Zungu earned a Bachelor of Science in Mechanical Engineering from the University of Cape Town (UCT) in 1988 and a Master of Business Administration (MBA) from UCT’s Graduate School of Business in 1995. In 2000, he completed the Program for Global Leadership at Harvard Business School.

=== Early career ===
From 1989 to 1994, Zungu held engineering roles at Richards Bay Minerals, Engen Refinery, National Sorghum Breweries, and South African Breweries. In 1995, he joined African Merchant Bank as an associate. In 1997, he founded SARHWU Investment Holdings, growing its net asset value to over R400 million. He later served as executive director at NAIL, contributing to its growth into a R1 billion media company by 2001.

=== Zungu Investments Company (Zico) ===
In 2002, Zungu founded Zungu Investments Company (Zico), a diversified industrial holdings firm with interests in education, manufacturing, property, sports, forensics, gaming, and resources. Zico’s portfolio includes stakes in Rockwell Diamonds Inc., Sereti Resources Holding Pty Ltd., and Coza Mining.

=== AmaZulu Football Club ===
In October 2020, Zungu acquired AmaZulu Football Club.
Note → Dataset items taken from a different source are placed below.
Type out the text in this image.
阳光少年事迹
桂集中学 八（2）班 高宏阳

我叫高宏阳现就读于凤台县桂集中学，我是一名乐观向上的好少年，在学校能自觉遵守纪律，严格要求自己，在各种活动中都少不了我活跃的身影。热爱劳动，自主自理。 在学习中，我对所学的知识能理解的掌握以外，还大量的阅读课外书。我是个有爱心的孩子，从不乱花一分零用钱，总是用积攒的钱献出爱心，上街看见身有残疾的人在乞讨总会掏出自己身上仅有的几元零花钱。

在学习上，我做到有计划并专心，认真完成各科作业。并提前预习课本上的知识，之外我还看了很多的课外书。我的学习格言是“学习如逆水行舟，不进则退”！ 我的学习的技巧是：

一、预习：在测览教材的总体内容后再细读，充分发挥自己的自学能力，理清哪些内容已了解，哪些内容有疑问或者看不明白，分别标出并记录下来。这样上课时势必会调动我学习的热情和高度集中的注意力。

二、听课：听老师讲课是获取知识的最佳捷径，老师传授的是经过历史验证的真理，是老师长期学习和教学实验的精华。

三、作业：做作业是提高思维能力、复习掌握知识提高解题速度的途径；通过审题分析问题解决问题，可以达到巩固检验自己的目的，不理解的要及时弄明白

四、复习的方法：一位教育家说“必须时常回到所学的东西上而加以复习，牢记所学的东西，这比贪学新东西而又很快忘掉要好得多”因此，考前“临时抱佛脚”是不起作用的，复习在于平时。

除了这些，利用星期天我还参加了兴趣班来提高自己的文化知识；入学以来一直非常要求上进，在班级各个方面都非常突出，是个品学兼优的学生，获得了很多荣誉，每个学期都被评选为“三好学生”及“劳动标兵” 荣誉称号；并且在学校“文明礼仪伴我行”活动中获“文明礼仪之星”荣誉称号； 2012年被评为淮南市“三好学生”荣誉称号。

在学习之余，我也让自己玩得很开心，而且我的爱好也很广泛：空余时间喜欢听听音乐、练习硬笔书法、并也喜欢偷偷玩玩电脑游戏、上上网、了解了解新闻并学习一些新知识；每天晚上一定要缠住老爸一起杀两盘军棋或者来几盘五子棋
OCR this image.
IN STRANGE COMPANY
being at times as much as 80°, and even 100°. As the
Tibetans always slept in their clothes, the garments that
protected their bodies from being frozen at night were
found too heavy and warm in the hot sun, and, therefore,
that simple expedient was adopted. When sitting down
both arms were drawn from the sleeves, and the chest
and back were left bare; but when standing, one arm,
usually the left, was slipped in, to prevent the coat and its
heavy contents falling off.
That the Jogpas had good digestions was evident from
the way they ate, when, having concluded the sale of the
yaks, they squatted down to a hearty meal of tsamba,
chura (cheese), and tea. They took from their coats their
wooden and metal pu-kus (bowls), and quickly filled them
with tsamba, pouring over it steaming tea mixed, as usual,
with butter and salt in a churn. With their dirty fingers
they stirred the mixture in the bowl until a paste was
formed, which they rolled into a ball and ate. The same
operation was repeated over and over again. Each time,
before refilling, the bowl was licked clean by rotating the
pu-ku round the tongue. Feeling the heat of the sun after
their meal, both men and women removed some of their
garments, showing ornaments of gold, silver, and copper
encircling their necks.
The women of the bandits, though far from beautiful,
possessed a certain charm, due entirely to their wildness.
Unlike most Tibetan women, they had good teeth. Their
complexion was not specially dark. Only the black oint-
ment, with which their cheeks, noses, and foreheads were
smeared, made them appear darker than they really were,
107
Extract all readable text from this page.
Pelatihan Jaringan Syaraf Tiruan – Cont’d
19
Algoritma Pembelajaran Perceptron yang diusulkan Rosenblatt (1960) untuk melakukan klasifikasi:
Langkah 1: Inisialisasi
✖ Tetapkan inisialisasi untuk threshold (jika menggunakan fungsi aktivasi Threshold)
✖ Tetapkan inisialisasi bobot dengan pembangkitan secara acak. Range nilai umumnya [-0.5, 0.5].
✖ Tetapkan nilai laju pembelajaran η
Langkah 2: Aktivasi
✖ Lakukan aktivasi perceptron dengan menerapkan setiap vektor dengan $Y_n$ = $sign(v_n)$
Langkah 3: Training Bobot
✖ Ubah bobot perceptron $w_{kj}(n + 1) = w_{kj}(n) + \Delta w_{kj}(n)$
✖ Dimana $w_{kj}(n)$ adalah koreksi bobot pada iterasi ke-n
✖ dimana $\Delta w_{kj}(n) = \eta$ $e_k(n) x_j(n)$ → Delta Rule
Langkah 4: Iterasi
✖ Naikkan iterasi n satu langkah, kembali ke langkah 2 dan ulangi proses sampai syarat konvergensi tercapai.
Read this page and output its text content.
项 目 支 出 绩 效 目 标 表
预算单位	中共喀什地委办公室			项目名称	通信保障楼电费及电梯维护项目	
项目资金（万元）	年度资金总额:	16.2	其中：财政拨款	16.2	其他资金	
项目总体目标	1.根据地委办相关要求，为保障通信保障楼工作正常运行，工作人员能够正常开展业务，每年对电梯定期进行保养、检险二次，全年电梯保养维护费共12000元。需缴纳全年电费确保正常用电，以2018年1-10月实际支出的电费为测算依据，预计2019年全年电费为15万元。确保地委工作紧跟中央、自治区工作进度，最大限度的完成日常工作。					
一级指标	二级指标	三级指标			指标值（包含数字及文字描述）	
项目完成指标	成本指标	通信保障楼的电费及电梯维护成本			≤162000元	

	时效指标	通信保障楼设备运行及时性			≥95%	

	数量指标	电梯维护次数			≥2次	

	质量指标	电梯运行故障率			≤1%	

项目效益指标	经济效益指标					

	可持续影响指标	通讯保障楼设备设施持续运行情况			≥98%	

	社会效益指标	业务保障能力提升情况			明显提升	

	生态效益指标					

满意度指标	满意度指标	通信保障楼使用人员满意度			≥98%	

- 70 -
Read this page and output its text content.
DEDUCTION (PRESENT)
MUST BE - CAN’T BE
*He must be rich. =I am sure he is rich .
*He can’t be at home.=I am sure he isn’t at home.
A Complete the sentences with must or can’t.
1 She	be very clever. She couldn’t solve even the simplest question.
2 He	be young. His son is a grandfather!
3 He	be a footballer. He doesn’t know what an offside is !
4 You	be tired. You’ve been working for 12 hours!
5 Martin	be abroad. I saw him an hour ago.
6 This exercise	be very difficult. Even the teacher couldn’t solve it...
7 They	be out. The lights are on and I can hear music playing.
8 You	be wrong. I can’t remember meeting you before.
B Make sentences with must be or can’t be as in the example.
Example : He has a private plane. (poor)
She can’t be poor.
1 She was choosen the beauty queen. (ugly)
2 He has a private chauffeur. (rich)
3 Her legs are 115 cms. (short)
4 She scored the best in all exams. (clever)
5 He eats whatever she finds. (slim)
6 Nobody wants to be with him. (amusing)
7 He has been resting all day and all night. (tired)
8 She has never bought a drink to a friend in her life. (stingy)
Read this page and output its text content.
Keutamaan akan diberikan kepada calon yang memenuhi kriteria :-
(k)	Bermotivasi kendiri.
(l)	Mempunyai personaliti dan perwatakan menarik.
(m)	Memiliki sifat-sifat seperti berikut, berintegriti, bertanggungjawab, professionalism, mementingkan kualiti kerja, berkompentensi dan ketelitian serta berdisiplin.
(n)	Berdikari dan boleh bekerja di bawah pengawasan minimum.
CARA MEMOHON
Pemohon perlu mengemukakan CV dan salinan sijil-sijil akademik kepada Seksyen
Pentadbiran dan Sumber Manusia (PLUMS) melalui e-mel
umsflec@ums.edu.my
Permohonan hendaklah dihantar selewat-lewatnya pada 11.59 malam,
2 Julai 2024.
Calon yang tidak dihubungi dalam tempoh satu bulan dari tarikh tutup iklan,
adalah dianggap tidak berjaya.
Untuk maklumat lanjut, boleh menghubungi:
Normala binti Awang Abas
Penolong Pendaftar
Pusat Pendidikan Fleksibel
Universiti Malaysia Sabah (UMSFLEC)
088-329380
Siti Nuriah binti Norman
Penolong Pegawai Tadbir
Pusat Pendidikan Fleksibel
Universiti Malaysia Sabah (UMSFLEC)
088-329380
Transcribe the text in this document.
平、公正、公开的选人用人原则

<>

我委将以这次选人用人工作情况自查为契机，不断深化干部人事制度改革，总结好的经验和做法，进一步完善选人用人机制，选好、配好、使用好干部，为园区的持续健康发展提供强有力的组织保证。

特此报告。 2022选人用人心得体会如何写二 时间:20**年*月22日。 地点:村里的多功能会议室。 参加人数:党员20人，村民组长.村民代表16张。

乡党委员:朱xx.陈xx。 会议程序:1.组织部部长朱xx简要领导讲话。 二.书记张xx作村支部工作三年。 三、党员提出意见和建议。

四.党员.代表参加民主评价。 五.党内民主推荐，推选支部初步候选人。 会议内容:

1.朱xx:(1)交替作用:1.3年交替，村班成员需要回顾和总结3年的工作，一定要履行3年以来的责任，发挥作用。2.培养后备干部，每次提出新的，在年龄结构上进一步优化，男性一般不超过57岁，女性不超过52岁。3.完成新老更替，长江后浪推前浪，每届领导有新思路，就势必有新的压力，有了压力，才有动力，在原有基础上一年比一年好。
Under his leadership, the club achieved a second-place finish in the DStv Premiership in the 2020–21 season, qualifying for the CAF Champions League. His daughter, Sinenjabulo Zungu, serves as CEO of AmaZulu FC.

=== Sizekhaya Holdings ===
In May 2025, Zungu, with businessman Moses Tembe, led Sizekhaya Holdings to secure South Africa’s National Lottery and Sports Pools licence, valued at R180 billion over eight years, replacing Ithuba Holdings. Sizekhaya, partly owned by Goldrush Group (50%), was selected after a competitive bidding process. The decision faced scrutiny over alleged political ties, particularly Zungu’s past ANC affiliations and links to Deputy President Paul Mashatile via Bellamont Gaming, a Sizekhaya shareholder. Opposition parties, including the EFF and BOSA, questioned the tender’s transparency.

=== Other Roles ===
Zungu is Chancellor of Mangosuthu University of Technology (since 2022) and was chairman of EOH Holdings. He serves as a non-executive director of Grindrod Limited and Novus Holdings. As president of the Black Business Council, he advocates for inclusive economic growth. He is a member of the BRICS Business Council and a World Economic Forum Young Global Leader.

== Achievements and recognition ==
- 1998: Named The Business Map Dealmaker of the Year for leading SARHWU Investment Holdings.
- 2000: Won the Outstanding Business Strategy Award at the 6th World Young Business Achievers finals in Florida, USA.
- Featured in Financial Mail’s Little Black Book, profiling South Africa’s 300 most influential Black individuals.
- Appointed to the Presidential Black Economic Empowerment Advisory Council.

== Personal life ==
Zungu was married to Zodwa Zungu from 1991 until her death in 2016 from cancer. They had four children: Mfundo, Lwazi, Vuyo, and Sinenjabulo. In June 2022, he married Nozipho Magubane, and they welcomed a daughter, Nobuholi Nala Zungu, in May 2023. He was briefly engaged to Slindile “Slee” Wendy Ndlovu from 2016 to 2022.

He resides in Durban, Albert Town, and the Zungu Wedding and Conference Center.

== Philanthropy ==
Through the Zodwa Zungu Foundation, Zungu supports cancer-related causes. His township upbringing and church-based programs inspire his community upliftment efforts.

== Controversies ==
In 2022, Sandile Zungu, a prominent South African businessman and AmaZulu FC owner, campaigned for the ANC KwaZulu-Natal provincial chairperson role, promoting job creation and party unity before withdrawing to prioritize ANC cohesion. In 2025, Sizekhaya Holdings, where Zungu is a key figure, won the R180 billion National Lottery licence, committing to job creation and innovation. Allegations of favouritism linked to ANC figures were dismissed by Sizekhaya and the parliamentary statement issued on Tuesday, 24 June 2025, National Lotteries Commission (NLC) confirming a transparent process.